The C-suite who don't realize how wrong they are about AIs potential are going to be facing a harsh reality. And artists will be the first to be hurt by their HYPE TRAIN management style and mindset.

Edit: most of all, the 3d generation in this LLM3d model is about the same as the genAI 3d models from a year ago... And two years ago... A good counterpoint would be Tubi's recently released, mostly AI gen short films. They were garbage and looked like garbage.

Netflix's foray, of memory serves, was a single scene where a building collapses. Hardly industry shattering. And 3d modeling and genAI images/videos are substantially different.

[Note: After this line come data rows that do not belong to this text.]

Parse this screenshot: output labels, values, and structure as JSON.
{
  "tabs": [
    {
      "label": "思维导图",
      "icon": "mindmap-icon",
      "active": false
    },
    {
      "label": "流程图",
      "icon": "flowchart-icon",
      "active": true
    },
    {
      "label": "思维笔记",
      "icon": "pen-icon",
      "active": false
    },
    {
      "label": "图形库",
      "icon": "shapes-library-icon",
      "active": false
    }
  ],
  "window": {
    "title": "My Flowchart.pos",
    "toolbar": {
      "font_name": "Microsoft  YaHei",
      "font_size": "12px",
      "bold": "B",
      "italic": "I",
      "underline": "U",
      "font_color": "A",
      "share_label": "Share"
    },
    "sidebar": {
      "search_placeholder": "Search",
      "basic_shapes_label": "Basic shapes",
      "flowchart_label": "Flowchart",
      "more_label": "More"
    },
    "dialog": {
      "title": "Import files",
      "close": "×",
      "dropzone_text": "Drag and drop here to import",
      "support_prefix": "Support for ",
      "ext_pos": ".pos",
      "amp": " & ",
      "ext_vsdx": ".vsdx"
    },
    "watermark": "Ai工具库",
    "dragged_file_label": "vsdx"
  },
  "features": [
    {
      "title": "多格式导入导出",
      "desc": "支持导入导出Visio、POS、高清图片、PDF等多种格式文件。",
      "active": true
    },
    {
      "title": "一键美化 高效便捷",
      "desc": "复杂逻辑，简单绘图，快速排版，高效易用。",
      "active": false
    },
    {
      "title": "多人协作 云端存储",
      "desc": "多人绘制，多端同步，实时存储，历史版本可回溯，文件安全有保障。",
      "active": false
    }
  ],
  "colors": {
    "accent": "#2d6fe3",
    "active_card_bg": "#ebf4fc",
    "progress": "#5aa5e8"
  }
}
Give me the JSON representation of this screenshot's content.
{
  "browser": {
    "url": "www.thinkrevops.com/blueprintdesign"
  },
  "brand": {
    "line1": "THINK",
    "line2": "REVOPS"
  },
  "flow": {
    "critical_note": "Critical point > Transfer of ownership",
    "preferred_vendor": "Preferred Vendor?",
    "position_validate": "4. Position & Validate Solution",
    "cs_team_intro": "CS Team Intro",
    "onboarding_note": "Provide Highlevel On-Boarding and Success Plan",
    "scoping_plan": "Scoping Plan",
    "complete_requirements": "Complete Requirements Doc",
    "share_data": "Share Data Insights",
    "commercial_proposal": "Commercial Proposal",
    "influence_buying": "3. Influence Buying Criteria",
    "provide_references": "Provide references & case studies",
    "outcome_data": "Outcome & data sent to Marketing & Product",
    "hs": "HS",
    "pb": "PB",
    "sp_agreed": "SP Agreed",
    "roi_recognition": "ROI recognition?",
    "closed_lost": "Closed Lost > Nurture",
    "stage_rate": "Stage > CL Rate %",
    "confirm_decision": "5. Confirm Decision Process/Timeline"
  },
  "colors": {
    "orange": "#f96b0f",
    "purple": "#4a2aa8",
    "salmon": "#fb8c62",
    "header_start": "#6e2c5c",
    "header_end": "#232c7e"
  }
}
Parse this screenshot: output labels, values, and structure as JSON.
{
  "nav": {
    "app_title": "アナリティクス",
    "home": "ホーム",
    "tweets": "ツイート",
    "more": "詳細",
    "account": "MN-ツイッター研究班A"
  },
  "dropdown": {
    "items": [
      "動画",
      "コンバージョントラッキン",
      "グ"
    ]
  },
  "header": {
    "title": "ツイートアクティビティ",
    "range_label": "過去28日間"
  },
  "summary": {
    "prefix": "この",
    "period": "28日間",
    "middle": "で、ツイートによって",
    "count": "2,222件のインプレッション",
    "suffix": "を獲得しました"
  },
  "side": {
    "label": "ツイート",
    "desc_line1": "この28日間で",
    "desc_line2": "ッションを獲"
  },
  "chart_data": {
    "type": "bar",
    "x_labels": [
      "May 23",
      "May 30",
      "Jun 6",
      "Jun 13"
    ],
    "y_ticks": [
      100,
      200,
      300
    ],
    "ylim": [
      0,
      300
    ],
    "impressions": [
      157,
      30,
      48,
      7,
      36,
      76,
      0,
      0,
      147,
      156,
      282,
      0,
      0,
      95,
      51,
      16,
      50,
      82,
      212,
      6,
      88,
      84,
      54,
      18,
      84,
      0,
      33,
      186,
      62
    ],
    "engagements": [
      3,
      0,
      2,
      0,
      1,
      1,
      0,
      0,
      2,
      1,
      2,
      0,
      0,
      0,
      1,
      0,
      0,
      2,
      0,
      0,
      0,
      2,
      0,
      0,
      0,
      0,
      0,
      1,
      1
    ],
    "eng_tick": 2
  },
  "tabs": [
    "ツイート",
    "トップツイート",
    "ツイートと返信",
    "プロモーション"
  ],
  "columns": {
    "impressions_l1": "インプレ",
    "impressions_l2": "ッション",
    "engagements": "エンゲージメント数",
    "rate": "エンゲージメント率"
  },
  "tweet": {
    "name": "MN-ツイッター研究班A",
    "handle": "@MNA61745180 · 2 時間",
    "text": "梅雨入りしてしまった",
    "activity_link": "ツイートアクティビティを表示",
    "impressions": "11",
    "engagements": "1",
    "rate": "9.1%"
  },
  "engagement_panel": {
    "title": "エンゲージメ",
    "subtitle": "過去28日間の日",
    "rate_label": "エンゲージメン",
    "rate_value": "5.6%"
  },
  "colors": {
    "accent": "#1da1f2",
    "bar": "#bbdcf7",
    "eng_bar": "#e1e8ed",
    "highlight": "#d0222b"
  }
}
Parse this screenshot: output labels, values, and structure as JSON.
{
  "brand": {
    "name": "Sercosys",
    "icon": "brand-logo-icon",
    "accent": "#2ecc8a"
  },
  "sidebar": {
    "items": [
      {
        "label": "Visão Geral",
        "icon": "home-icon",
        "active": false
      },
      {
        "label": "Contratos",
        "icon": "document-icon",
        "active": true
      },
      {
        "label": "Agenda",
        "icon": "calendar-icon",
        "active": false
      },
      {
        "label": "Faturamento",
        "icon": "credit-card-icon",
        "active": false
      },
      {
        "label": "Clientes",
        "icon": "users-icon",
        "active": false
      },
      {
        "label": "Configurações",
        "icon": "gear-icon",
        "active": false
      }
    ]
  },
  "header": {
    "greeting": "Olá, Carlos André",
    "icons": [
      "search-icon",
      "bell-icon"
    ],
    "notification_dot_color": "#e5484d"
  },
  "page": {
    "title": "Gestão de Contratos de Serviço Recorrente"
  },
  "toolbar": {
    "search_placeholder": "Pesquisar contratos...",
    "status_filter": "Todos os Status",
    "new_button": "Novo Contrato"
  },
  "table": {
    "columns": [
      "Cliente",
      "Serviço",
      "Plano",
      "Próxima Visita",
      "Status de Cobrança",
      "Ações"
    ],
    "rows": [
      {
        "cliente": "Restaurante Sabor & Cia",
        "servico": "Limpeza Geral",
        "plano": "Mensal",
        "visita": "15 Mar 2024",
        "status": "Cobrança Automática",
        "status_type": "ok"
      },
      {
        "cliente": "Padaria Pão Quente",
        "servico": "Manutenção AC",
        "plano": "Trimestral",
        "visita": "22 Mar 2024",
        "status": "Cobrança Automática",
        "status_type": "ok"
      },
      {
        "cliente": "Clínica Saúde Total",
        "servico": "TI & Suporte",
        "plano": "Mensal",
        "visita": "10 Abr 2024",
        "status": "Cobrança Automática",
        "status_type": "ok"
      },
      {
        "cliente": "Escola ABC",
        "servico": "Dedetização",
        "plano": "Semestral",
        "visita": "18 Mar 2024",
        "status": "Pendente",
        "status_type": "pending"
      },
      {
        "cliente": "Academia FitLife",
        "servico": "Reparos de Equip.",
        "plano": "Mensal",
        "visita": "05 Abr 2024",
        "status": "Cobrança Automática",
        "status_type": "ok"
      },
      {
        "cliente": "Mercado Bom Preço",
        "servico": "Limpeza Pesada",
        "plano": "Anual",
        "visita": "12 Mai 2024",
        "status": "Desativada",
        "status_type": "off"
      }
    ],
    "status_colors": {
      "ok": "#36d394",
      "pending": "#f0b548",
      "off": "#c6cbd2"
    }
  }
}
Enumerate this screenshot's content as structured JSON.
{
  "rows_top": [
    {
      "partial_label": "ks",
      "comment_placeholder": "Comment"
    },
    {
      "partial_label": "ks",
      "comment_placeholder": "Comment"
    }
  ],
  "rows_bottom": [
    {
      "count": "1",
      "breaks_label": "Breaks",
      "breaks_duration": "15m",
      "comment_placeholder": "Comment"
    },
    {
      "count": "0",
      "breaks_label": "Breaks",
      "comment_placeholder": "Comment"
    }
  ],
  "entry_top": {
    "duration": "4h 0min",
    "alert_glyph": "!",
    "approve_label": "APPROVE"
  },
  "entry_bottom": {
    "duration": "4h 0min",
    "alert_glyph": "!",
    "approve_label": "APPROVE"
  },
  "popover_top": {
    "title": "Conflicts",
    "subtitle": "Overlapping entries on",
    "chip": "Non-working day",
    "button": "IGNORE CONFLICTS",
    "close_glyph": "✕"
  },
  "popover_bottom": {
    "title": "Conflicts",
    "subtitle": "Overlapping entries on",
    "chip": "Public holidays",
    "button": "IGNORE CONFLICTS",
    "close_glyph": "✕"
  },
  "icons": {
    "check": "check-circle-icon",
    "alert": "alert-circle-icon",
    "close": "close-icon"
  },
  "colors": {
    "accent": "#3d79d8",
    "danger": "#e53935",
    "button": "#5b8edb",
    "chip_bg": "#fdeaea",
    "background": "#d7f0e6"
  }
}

mlinhares 4 days ago | parent [-]

The only consequence they will be facing is being parachuted off with bootloads of money after they have failed to deliver on their magical promises.

vrighter 4 days ago | parent | prev | next [-]

on the cusp means nothing. We are on the cusp of agi, tesla autopilot, cryptocurrency taking over, achieving nuclear fusion, and a bunch of other things. Companies don't sell working products anymore, they sell products that are "on the cusp of working"

We have been on the cusp of some things for literal decades.

imtringued 4 days ago | parent | prev | next [-]

Your prediction compresses 24 hours into a single second or a single day of work into a third of a second. How exactly do you expect to be proven right when just the network latency alone will eat a big chunk of that time?

You'll literally be proven wrong simply because the AI will take time to generate things even if the quality of the output is high.

lelanthran 4 days ago | parent | prev | next [-]

> I claimed three years ago that AI would totally disrupt the porn and film industries and we're practically on the cusp of it.

Meh. We were on the cusp 5 years ago. Five years later, we're still on the cusp?

Maybe I'm working with a different meaning of "cusp", but to me "On the cusp of $FOO" means that there is no intervening step between now and $FOO.

The reality is that there are uncountable intervening steps between now and "film industry disrupted".

weregiraffe 4 days ago | parent | prev | next [-]

> practically on the cusp of it.

Two Girls One Cusp.

_0ffh 4 days ago | parent | prev [-]

> More opportunity on the table.

Hate to disappoint you, but as the models get better, and eventually deliver the results, you won't have to wait a microsecond until the masses roll in to take advantage.